A recent survey of 900 IT leaders, conducted by Vanson Bourne associates for Dell Boomi, finds of those who have integration solutions in place, 43% are iPaaS based. Another 43% intend to move to iPaaS in the near future. In addition, these IT executives see their integration strategy as having a direct effect on the business at large, potentially delivering millions of dollars in potential cost savings and revenue growth. The study found that the level of organizational connectivity is set to nearly double within a six-year period, and that organizations are adopting iPaaS technology as deployment of cloud applications continues to accelerate.

At the same time, the survey points to another shift -- a recognition that what happens in the IT department, and how successfully clouds and on-premises infrastructure can be brought together for a single view of the business, has a direct impact on the success of the business. It's no longer just an "IT thing."

Close to nine in 10 IT leaders see a direct connection between their integration efforts and the growth of their businesses, the survey finds. There's a cost-savings impact as well - to the tune of $3 million per organization, on average. Most agree that difficulties in pulling together all these disparate systems and data is costing their business. Two-thirds, 67%, feel they have missed business opportunities as a result of poor integration, and 59% even see poor integration as the an Achilles heel" for their organizations.

"As customers consumes and acquire more SaaS applications, it distributes data to all these siloes and breaks apart these business processes," McNabb says. "It breaks governance capabilities -- how do you set up a user across a landscape with 30 different systems by 30 different vendors? How do I manage changes to my data?" To tackle today's complexities, IT leaders need to look at the bigger picture, beyond mere integration. "It's no longer an integration problems anymore. It's a data management problem," says McNabb. "How do come up with data management and governance across this landscape? How do you ensure quality data across all these vendors?"

As top benefits, respondents cited improved productivity (73%), improved data accessibility (68%), more efficient workflows (57%), increased profitability (54%) and faster, more accurate decision-making (48%).

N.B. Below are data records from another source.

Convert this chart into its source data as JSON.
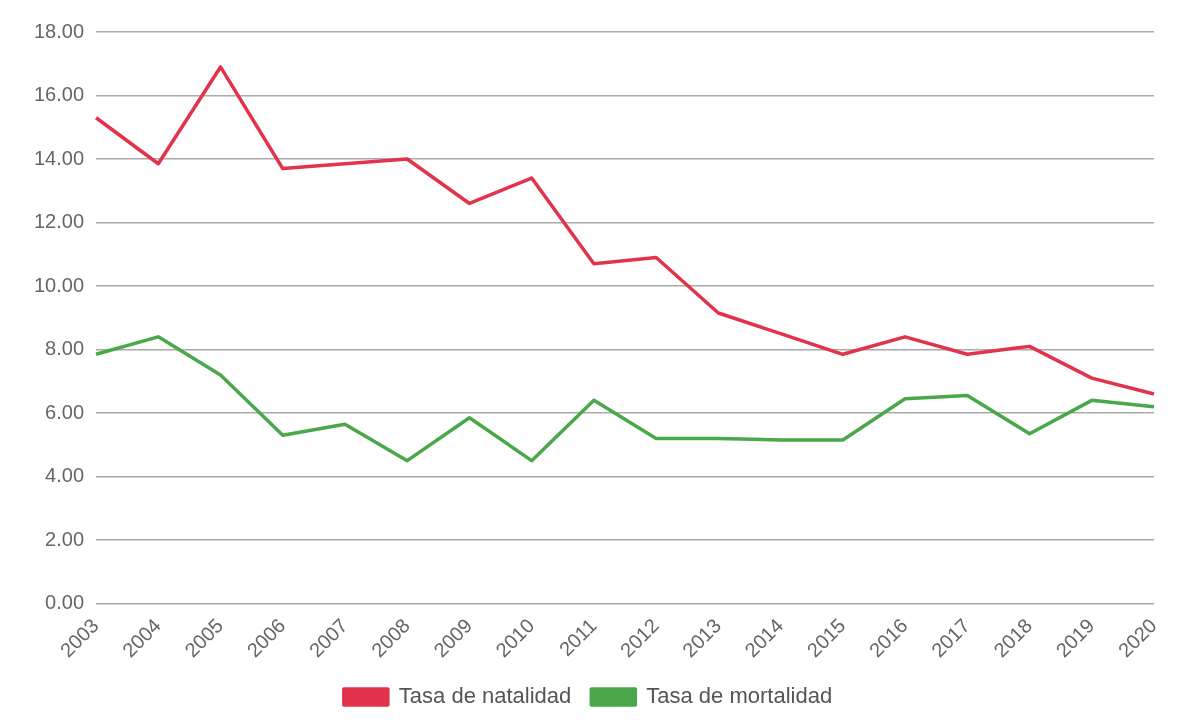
{
  "chart_data": {
    "type": "line",
    "categories": [
      "2003",
      "2004",
      "2005",
      "2006",
      "2007",
      "2008",
      "2009",
      "2010",
      "2011",
      "2012",
      "2013",
      "2014",
      "2015",
      "2016",
      "2017",
      "2018",
      "2019",
      "2020"
    ],
    "series": [
      {
        "name": "Tasa de natalidad",
        "color": "#e2334b",
        "values": [
          15.3,
          13.85,
          16.9,
          13.7,
          13.85,
          14.0,
          12.6,
          13.4,
          10.7,
          10.9,
          9.15,
          8.5,
          7.85,
          8.4,
          7.85,
          8.1,
          7.1,
          6.6
        ]
      },
      {
        "name": "Tasa de mortalidad",
        "color": "#4aa84a",
        "values": [
          7.85,
          8.4,
          7.2,
          5.3,
          5.65,
          4.5,
          5.85,
          4.5,
          6.4,
          5.2,
          5.2,
          5.15,
          5.15,
          6.45,
          6.55,
          5.35,
          6.4,
          6.2
        ]
      }
    ],
    "ylim": [
      0,
      18
    ],
    "yticks": [
      {
        "value": 0,
        "label": "0.00"
      },
      {
        "value": 2,
        "label": "2.00"
      },
      {
        "value": 4,
        "label": "4.00"
      },
      {
        "value": 6,
        "label": "6.00"
      },
      {
        "value": 8,
        "label": "8.00"
      },
      {
        "value": 10,
        "label": "10.00"
      },
      {
        "value": 12,
        "label": "12.00"
      },
      {
        "value": 14,
        "label": "14.00"
      },
      {
        "value": 16,
        "label": "16.00"
      },
      {
        "value": 18,
        "label": "18.00"
      }
    ],
    "grid": "y",
    "legend": "bottom",
    "marker": "none",
    "line_style": "solid"
  }
}
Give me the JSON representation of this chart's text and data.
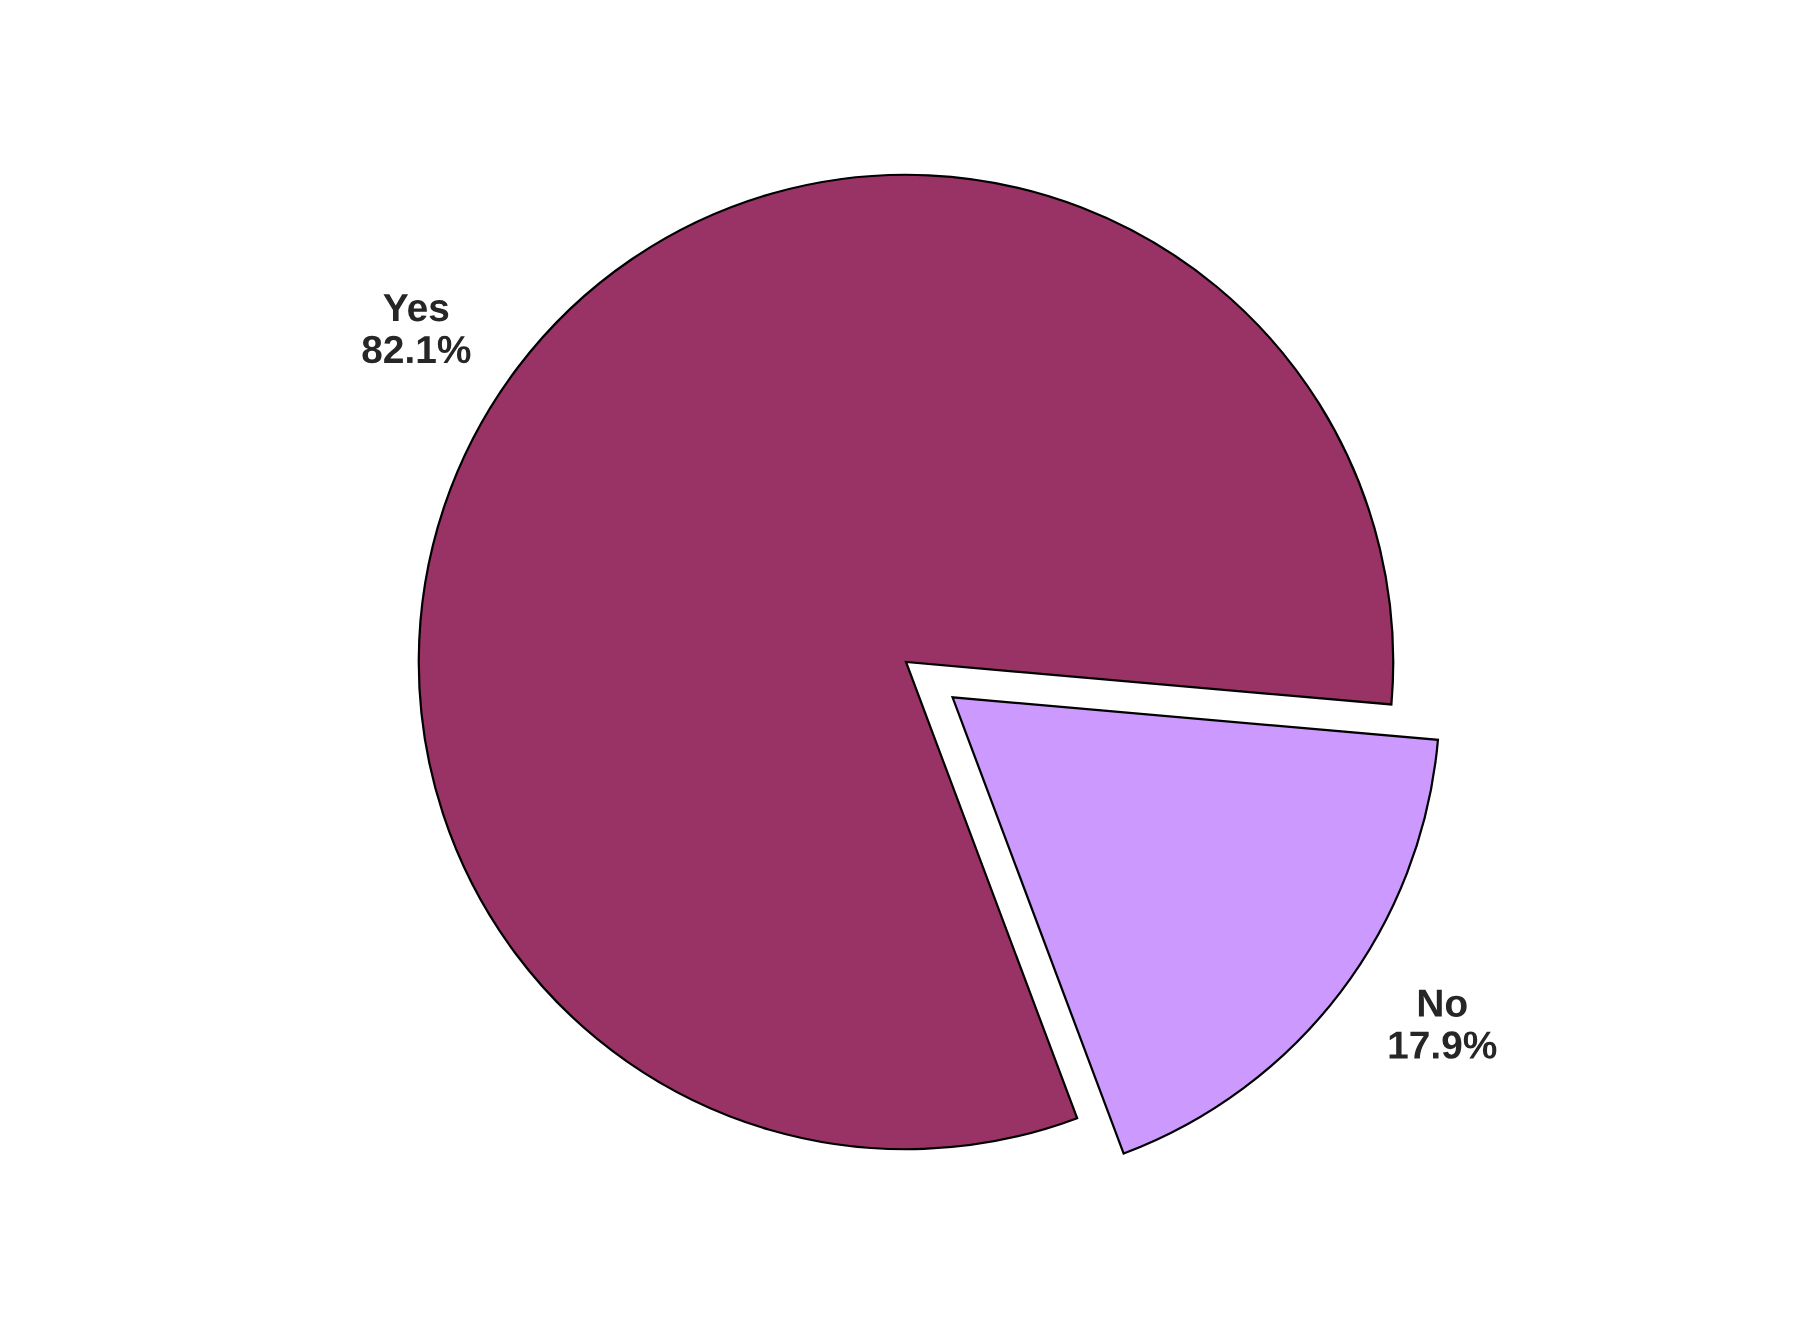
{
  "chart_data": {
    "type": "pie",
    "categories": [
      "Yes",
      "No"
    ],
    "values": [
      82.1,
      17.9
    ],
    "value_labels": [
      "82.1%",
      "17.9%"
    ],
    "colors": [
      "#993366",
      "#cc99ff"
    ]
  }
}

Respondents also cited other "crucial outcomes" of integration as the ability to improve operational efficiency (54%), be more responsive to customer needs (50%), enable faster innovation (48%), connect data and workflows for insights (46%) and validate and enrich data for better data quality (44%).

In addition, 89% of respondents agree that becoming a more connected business will help drive digital transformation within their organizations. Among those using iPaaS, 74% said it has made their organizations smarter, while 72% said faster.

From a technology perspective, respondents said that an integration solution should improve data integrity (61%), ensure information security (59%), offer end-to-end connectivity in a single platform (55%), accelerate workflow implementations (48%) and allow for faster innovation (46%).

(Disclosure: I was an invited guest at the Dell Boomi's user conference, which also assisted with travel expenses.)